To escape my mother and three younger sisters when I was in child growing up in northeast Detroit, I’d often run next door to Mrs. Penny’s house. At the time, I thought she was old, much older than my mother, but she must have been in her mid-fifties. How perspectives change.
What I remember most about Mrs. Penny is her hands. I loved them. If I’d even mentioned it, she’d have wiped them on her ever-present apron, patted my head, and said they were old and wrinkly. But I thought they were the most beautiful hands I’d ever seen and much more interesting than my mother’s younger hands.
Mrs. Penny was a small woman and the skin covering the backs of her hands was delicate and nearly transparent. I’d watch her hands reaching into her precious knick-knack cabinet, cuddling each pair of salt and pepper shakers as she handed them to me to dust while she wiped the shelves, then gently replacing them in the same spot they’d been before. In her tiny backyard, I’d sit on the grass, clipping clothespins to the handle of the tomato carrier that held them, watching her nimble fingers hang laundry on tightly stretched lines.
I’m older than Mrs.
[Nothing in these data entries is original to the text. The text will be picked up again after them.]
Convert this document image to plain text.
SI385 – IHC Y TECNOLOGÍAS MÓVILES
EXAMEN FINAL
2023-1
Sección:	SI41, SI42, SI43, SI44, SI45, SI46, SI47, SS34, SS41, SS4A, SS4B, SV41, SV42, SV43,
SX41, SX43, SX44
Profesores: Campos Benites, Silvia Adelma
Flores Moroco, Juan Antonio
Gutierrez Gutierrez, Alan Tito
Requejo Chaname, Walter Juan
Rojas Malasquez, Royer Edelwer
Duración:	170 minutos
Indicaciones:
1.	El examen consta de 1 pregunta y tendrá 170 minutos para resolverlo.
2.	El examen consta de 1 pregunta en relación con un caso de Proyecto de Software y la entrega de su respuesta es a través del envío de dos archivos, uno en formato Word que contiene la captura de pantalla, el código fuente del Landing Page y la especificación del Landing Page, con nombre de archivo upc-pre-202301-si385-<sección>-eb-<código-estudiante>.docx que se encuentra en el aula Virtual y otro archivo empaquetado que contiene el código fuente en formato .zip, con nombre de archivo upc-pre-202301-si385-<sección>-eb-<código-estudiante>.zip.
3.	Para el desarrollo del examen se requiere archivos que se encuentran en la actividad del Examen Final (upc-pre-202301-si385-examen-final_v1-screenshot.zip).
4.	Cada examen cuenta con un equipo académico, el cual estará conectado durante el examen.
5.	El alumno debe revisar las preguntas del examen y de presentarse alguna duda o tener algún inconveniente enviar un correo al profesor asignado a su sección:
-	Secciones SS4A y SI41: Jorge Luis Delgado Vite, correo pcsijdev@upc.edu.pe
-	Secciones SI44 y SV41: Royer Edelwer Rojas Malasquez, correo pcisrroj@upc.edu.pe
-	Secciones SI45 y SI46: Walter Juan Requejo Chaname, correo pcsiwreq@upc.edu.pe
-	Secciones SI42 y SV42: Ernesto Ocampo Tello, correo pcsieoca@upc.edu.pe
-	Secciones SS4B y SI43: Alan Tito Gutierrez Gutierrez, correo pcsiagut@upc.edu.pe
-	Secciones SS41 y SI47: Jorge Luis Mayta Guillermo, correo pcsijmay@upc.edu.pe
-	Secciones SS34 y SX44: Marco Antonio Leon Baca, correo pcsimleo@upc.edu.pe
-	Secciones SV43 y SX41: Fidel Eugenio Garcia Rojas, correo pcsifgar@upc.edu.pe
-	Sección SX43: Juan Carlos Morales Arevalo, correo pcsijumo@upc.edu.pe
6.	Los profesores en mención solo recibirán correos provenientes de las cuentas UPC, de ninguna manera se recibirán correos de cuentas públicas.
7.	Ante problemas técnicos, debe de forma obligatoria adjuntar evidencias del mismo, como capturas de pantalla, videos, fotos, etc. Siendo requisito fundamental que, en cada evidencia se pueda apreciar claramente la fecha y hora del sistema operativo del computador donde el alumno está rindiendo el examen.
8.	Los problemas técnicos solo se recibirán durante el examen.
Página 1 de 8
Penny was the last time I saw her and for the last few years have been bemoaning my aging hands. But yesterday while holding them up to admire my fresh manicure, I thought about Mrs. Penny. How exquisite her hands were with their short strong fingers and clipped unvarnished nails, and I looked at my hands with new eyes. Yes, they’re aging like the rest of me, but they’ve been through a lot during my life, wiping tears from the cheeks of nieces and nephews, grasping the hands of friends, moving briskly along my laptop keyboard and touching my husband’s face. I’ve decided to look at my hands and body as evolving, recording the life I’ve lived–the life for which I’m supremely grateful.